Message from the Associate Dean for Admissions and Student Services:
Success in law school involves more than just intellectual curiosity and sense of purpose. It involves refining time management skills, handling stress proactively and forging relationships with faculty and peers. It also involves making the best possible use of available services and opportunities. Through a coordination of efforts, the College of Law and the larger FIU campus provide a broad range of services and facilities that satisfactorily meet the personal and professional needs of our students.
Florida Bar Requirements
For information regarding requirements for the Florida Bar exam, visit their website at: http://www.floridabarexam.org
The Florida International University College of Law Mentoring Program is designed to generate connections between practicing lawyers, judges and law students. The goal is to provide students with an insight into the everyday legal practice, apart from the academic experience in the classroom. In this way, the program hopes that its students can make better career choices and be better prepared to practice law upon graduation. The program puts a particular emphasis on one-on-one interaction between a student and a practicing lawyer or judge. Whenever possible, the program seeks to match a student’s interest in a particular legal specialty with a lawyer practicing in that field or judge presiding over a relevant court division. If you are interested in participating in this program, either as a practitioner, a member of the judiciary or law student, please contact the Associate Dean for Admissions and Students Services for further information. (305) 348-2444 or e-mail: firstname.lastname@example.org.

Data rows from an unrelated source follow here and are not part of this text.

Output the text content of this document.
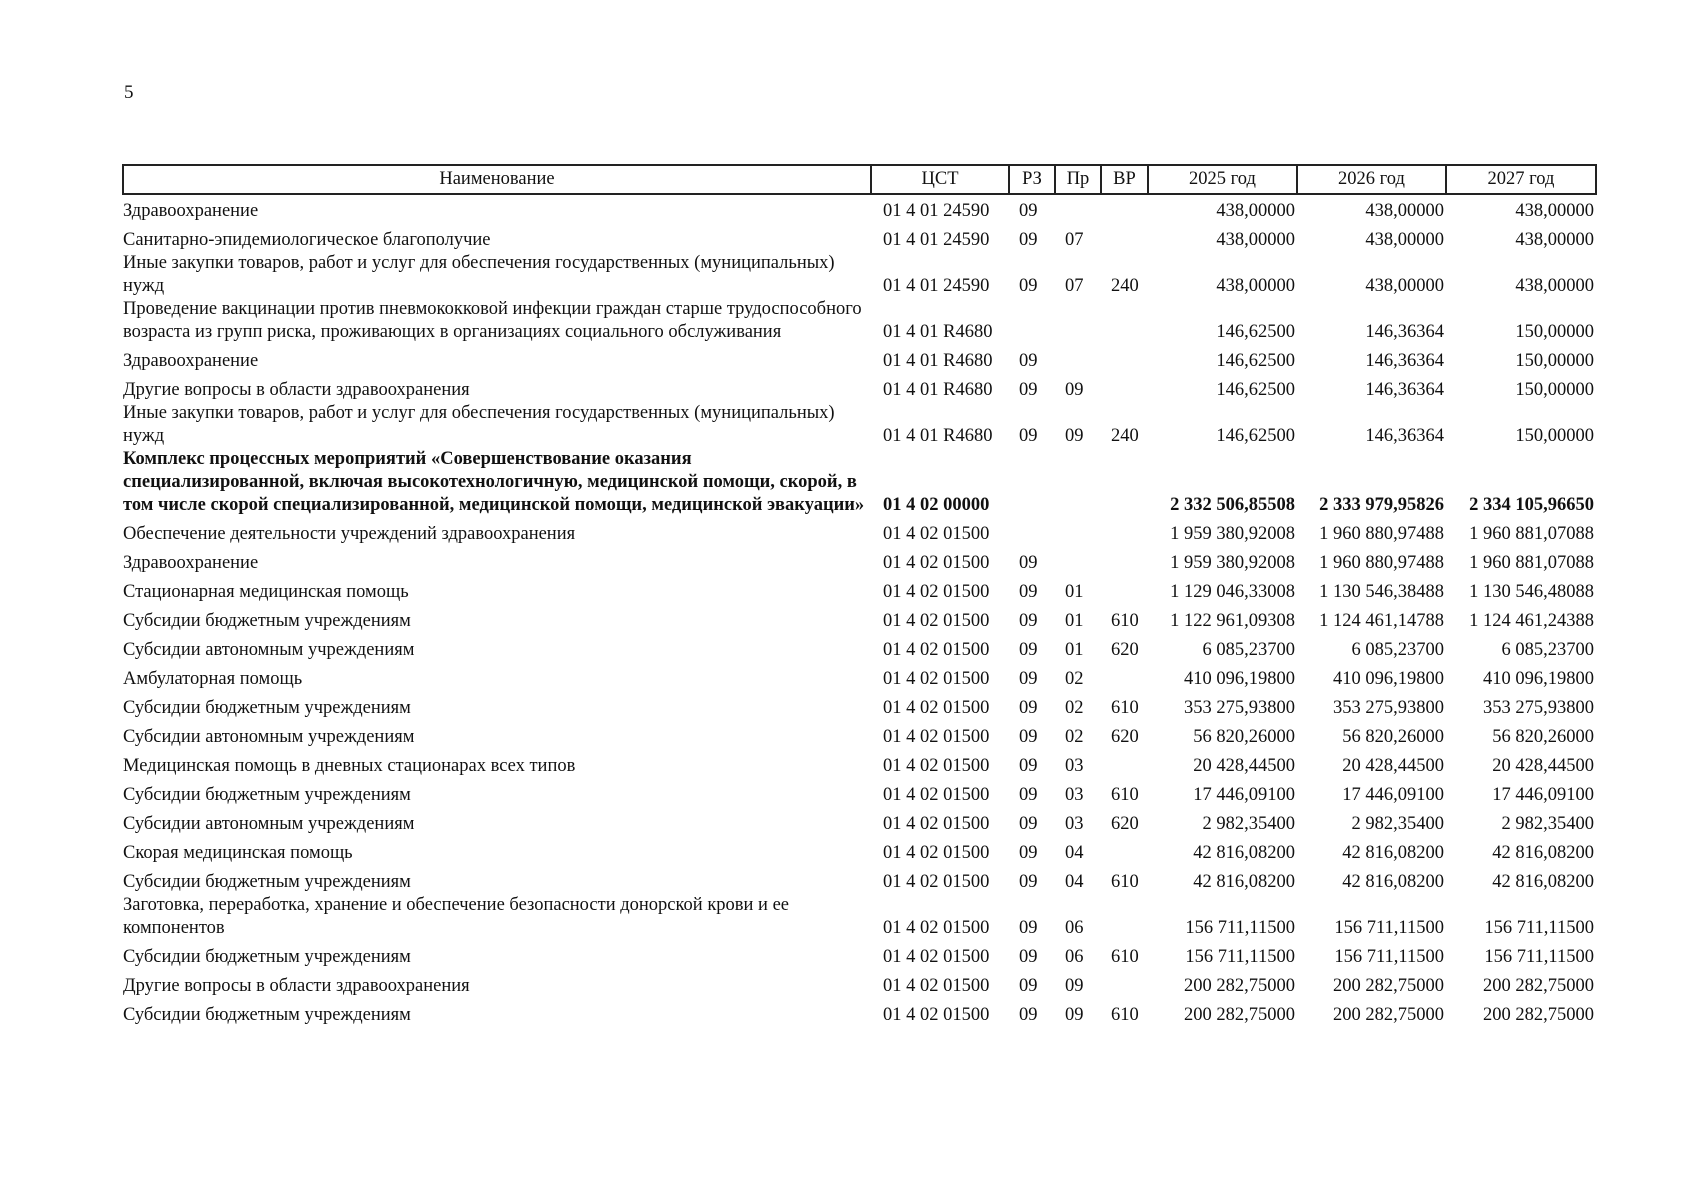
5
Наименование	ЦСТ	РЗ	Пр	ВР	2025 год	2026 год	2027 год
Здравоохранение	01 4 01 24590	09			438,00000	438,00000	438,00000
Санитарно-эпидемиологическое благополучие	01 4 01 24590	09	07		438,00000	438,00000	438,00000
Иные закупки товаров, работ и услуг для обеспечения государственных (муниципальных) нужд	01 4 01 24590	09	07	240	438,00000	438,00000	438,00000
Проведение вакцинации против пневмококковой инфекции граждан старше трудоспособного возраста из групп риска, проживающих в организациях социального обслуживания	01 4 01 R4680				146,62500	146,36364	150,00000
Здравоохранение	01 4 01 R4680	09			146,62500	146,36364	150,00000
Другие вопросы в области здравоохранения	01 4 01 R4680	09	09		146,62500	146,36364	150,00000
Иные закупки товаров, работ и услуг для обеспечения государственных (муниципальных) нужд	01 4 01 R4680	09	09	240	146,62500	146,36364	150,00000
Комплекс процессных мероприятий «Совершенствование оказания специализированной, включая высокотехнологичную, медицинской помощи, скорой, в том числе скорой специализированной, медицинской помощи, медицинской эвакуации»	01 4 02 00000				2 332 506,85508	2 333 979,95826	2 334 105,96650
Обеспечение деятельности учреждений здравоохранения	01 4 02 01500				1 959 380,92008	1 960 880,97488	1 960 881,07088
Здравоохранение	01 4 02 01500	09			1 959 380,92008	1 960 880,97488	1 960 881,07088
Стационарная медицинская помощь	01 4 02 01500	09	01		1 129 046,33008	1 130 546,38488	1 130 546,48088
Субсидии бюджетным учреждениям	01 4 02 01500	09	01	610	1 122 961,09308	1 124 461,14788	1 124 461,24388
Субсидии автономным учреждениям	01 4 02 01500	09	01	620	6 085,23700	6 085,23700	6 085,23700
Амбулаторная помощь	01 4 02 01500	09	02		410 096,19800	410 096,19800	410 096,19800
Субсидии бюджетным учреждениям	01 4 02 01500	09	02	610	353 275,93800	353 275,93800	353 275,93800
Субсидии автономным учреждениям	01 4 02 01500	09	02	620	56 820,26000	56 820,26000	56 820,26000
Медицинская помощь в дневных стационарах всех типов	01 4 02 01500	09	03		20 428,44500	20 428,44500	20 428,44500
Субсидии бюджетным учреждениям	01 4 02 01500	09	03	610	17 446,09100	17 446,09100	17 446,09100
Субсидии автономным учреждениям	01 4 02 01500	09	03	620	2 982,35400	2 982,35400	2 982,35400
Скорая медицинская помощь	01 4 02 01500	09	04		42 816,08200	42 816,08200	42 816,08200
Субсидии бюджетным учреждениям	01 4 02 01500	09	04	610	42 816,08200	42 816,08200	42 816,08200
Заготовка, переработка, хранение и обеспечение безопасности донорской крови и ее компонентов	01 4 02 01500	09	06		156 711,11500	156 711,11500	156 711,11500
Субсидии бюджетным учреждениям	01 4 02 01500	09	06	610	156 711,11500	156 711,11500	156 711,11500
Другие вопросы в области здравоохранения	01 4 02 01500	09	09		200 282,75000	200 282,75000	200 282,75000
Субсидии бюджетным учреждениям	01 4 02 01500	09	09	610	200 282,75000	200 282,75000	200 282,75000
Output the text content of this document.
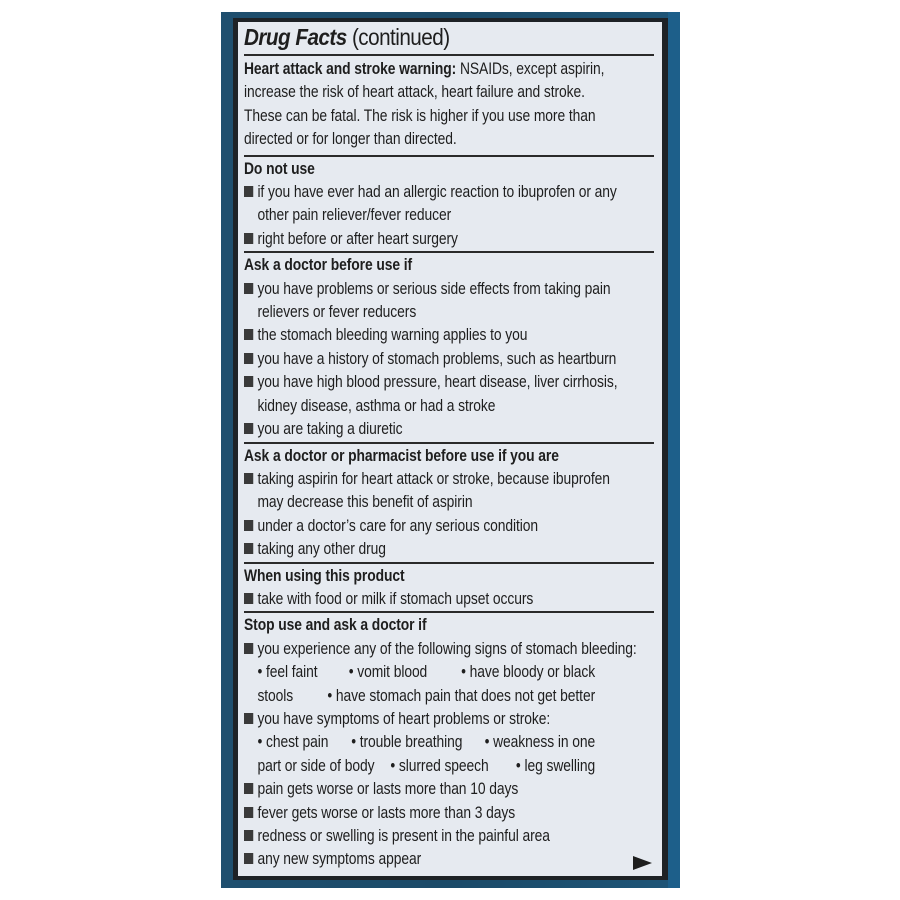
Drug Facts (continued)
Heart attack and stroke warning: NSAIDs, except aspirin,
increase the risk of heart attack, heart failure and stroke.
These can be fatal. The risk is higher if you use more than
directed or for longer than directed.
Do not use
if you have ever had an allergic reaction to ibuprofen or any
other pain reliever/fever reducer
right before or after heart surgery
Ask a doctor before use if
you have problems or serious side effects from taking pain
relievers or fever reducers
the stomach bleeding warning applies to you
you have a history of stomach problems, such as heartburn
you have high blood pressure, heart disease, liver cirrhosis,
kidney disease, asthma or had a stroke
you are taking a diuretic
Ask a doctor or pharmacist before use if you are
taking aspirin for heart attack or stroke, because ibuprofen
may decrease this benefit of aspirin
under a doctor’s care for any serious condition
taking any other drug
When using this product
take with food or milk if stomach upset occurs
Stop use and ask a doctor if
you experience any of the following signs of stomach bleeding:
• feel faint	• vomit blood	• have bloody or black
stools	• have stomach pain that does not get better
you have symptoms of heart problems or stroke:
• chest pain	• trouble breathing	• weakness in one
part or side of body • slurred speech	• leg swelling
pain gets worse or lasts more than 10 days
fever gets worse or lasts more than 3 days
redness or swelling is present in the painful area
any new symptoms appear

Faculty advisors are designated during Orientation but students should feel free to select from the College of Law faculty and administration for advice and consultation. The Associate Dean for Academic Affairs, Tawia Baidoe Ansah is also available to counsel students regarding academic matters. Students should feel free to make an appointment to see Associate Dean Tawia Baidoe Ansah (305-348-2444 or e-mail: email@example.com) or a faculty member at any time.
In addition to receiving a rigorous and stimulating classroom experience, Florida International University College of Law students have the opportunity to enhance their educational experience by participating in organizations. Student organization members share unique talents, interests, skills, and goals enriching the lives of each other and the College of Law. The organizations promote various activities for law students. To view a list of all the organizations and obtain additional information please visit the Student Organizations section.
The FIU Law Review
The FIU College of Law sponsors a student-edited scholarly law journal publishing articles of interest to lawyers, judges, and academics. Membership on the Law Review will be based on a writing competition open to the full-time students after the first year and part-time students after the second year of law school.
Board of Advocates
The FIU College of Law Board of Advocates is a student moot court organization designed to develop the student’s advocacy skills in a variety of legal contexts. Board members compete in regional, national and international appellate advocacy, trial advocacy, client counseling, mediation and negotiation competitions. Competing in its first year locally and against teams throughout the country the members of the FIU Moot Court team won the Runner-Up Trophy at the Annual Wechsler First Amendment Moot Court Competition in Washington, D.C., and a Best Brief, Semi-finalist finish in the 2004 Robert Orseck Memorial Moot Court Competition in Boca Raton, FL. The Board also sponsors an intramural appellate advocacy competition (in conjunction with the Appellate Practice I course) to hone the second-year law student’s brief writing and oral argument skills.
Trial Practice is an intensive course of study that teaches the legal mechanics and human dynamics of trying a lawsuit. The class incorporates a lecture and performance component. Trial skills taught include developing a case theme and theory, presenting a persuasive opening statement and closing argument, conducting direct and cross examination, introducing exhibits and making objections. Student performances are videotaped weekly and made readily available for review and critique. Instead of a written final exam, each student participates in a mock jury trial before a sitting judge and experienced trial lawyers.